North Korea called Japanese officials "political imbeciles" yesterday for saying they won't accept Pyongyang as a nuclear power, less than a week after it agreed to return to international arms talks.
Pyongyang demanded that Japan stay away from the negotiations, and also condemned the US as "fanatic warmongers who destroy peace and security on the Korean peninsula."
The North agreed earlier this week to return to the international disarmament negotiations -- which also include China, Russia, the US and South Korea -- in the first easing of tension after its Oct. 9 nuclear test. The talks have been stalled for a year.
PHOTO: AP
A statement from North Korea's Foreign Ministry yesterday said "there is no need for Japan to participate in [the talks] as a local delegate because it is no more than a state of the US and it is enough for Tokyo just to be informed of the results of the talks by Washington."
The Foreign Ministry said most of the international community had welcomed North Korea's return to the talks, but that "it is only Japan that expressed its wicked intention," referring to comments by Tokyo that it will not accept a nuclear North Korea.
"The Japanese authorities have thus clearly proved themselves that they are political imbeciles," added the statement, carried by the North's official Korea Central News Agency, or KCNA.
An official from Japan's Foreign Ministry said the government was aware of North Korea's statement, and was considering a response. The official spoke on condition of anonymity, citing protocol.
The North also kept up its verbal attack on the US in an editorial in the Rodong Sinmun newspaper.
"The US has become more fanatic in pushing for its war scheme to attack the North, taking issue with our war-deterrent measure we were compelled to strengthen to protect our sovereignty and right to survive from their serious threat," the editorial said.
Meanwhile, North Korean President Kim Jong-il visited an army unit, KCNA reported late on Friday, his first public military visit since last month's test. It was not clear from the report when Kim made the visit.
In a meeting with visiting members of South Korea's minor opposition Democratic Labor Party, or DLP, Kim also cast doubts on Washington's sincerity in resolving "fundamental problems between North Korea and the US," according to a statement on the DLP Web site.

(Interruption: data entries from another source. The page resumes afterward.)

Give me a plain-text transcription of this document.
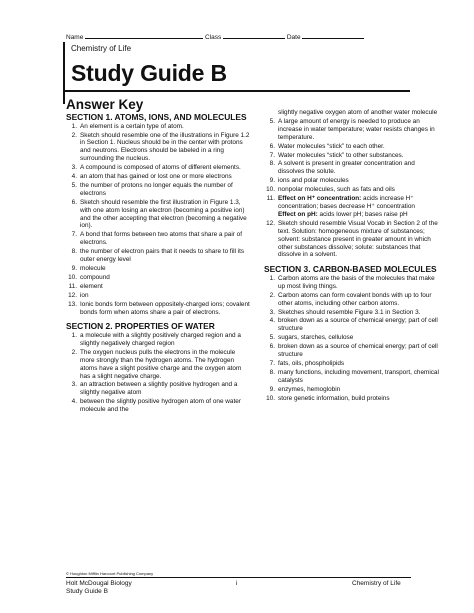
Name	Class	Date
Chemistry of Life
Study Guide B
Answer Key
SECTION 1. ATOMS, IONS, AND MOLECULES
1. An element is a certain type of atom.
2. Sketch should resemble one of the illustrations in Figure 1.2 in Section 1. Nucleus should be in the center with protons and neutrons. Electrons should be labeled in a ring surrounding the nucleus.
3. A compound is composed of atoms of different elements.
4. an atom that has gained or lost one or more electrons
5. the number of protons no longer equals the number of electrons
6. Sketch should resemble the first illustration in Figure 1.3, with one atom losing an electron (becoming a positive ion) and the other accepting that electron (becoming a negative ion).
7. A bond that forms between two atoms that share a pair of electrons.
8. the number of electron pairs that it needs to share to fill its outer energy level
9. molecule
10. compound
11. element
12. ion
13. Ionic bonds form between oppositely-charged ions; covalent bonds form when atoms share a pair of electrons.
SECTION 2. PROPERTIES OF WATER
1. a molecule with a slightly positively charged region and a slightly negatively charged region
2. The oxygen nucleus pulls the electrons in the molecule more strongly than the hydrogen atoms. The hydrogen atoms have a slight positive charge and the oxygen atom has a slight negative charge.
3. an attraction between a slightly positive hydrogen and a slightly negative atom
4. between the slightly positive hydrogen atom of one water molecule and the
slightly negative oxygen atom of another water molecule
5. A large amount of energy is needed to produce an increase in water temperature; water resists changes in temperature.
6. Water molecules “stick” to each other.
7. Water molecules “stick” to other substances.
8. A solvent is present in greater concentration and dissolves the solute.
9. ions and polar molecules
10. nonpolar molecules, such as fats and oils
11. Effect on H⁺ concentration: acids increase H⁺ concentration; bases decrease H⁺ concentration
Effect on pH: acids lower pH; bases raise pH
12. Sketch should resemble Visual Vocab in Section 2 of the text. Solution: homogeneous mixture of substances; solvent: substance present in greater amount in which other substances dissolve; solute: substances that dissolve in a solvent.
SECTION 3. CARBON-BASED MOLECULES
1. Carbon atoms are the basis of the molecules that make up most living things.
2. Carbon atoms can form covalent bonds with up to four other atoms, including other carbon atoms.
3. Sketches should resemble Figure 3.1 in Section 3.
4. broken down as a source of chemical energy; part of cell structure
5. sugars, starches, cellulose
6. broken down as a source of chemical energy; part of cell structure
7. fats, oils, phospholipids
8. many functions, including movement, transport, chemical catalysts
9. enzymes, hemoglobin
10. store genetic information, build proteins
© Houghton Mifflin Harcourt Publishing Company
Holt McDougal Biology
Study Guide B
i	Chemistry of Life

The South Korean delegation, who returned to Seoul yesterday, said North Korean officials agreed on the need to resume reunion visits for families separated since the 1950-53 Korean War and expressed interest in holding talks over the issue.
The North suspended the reunions, which had been held periodically, in anger at South Korea's decision to suspend regular humanitarian aid to the communist nation after its test-firing of missiles in July.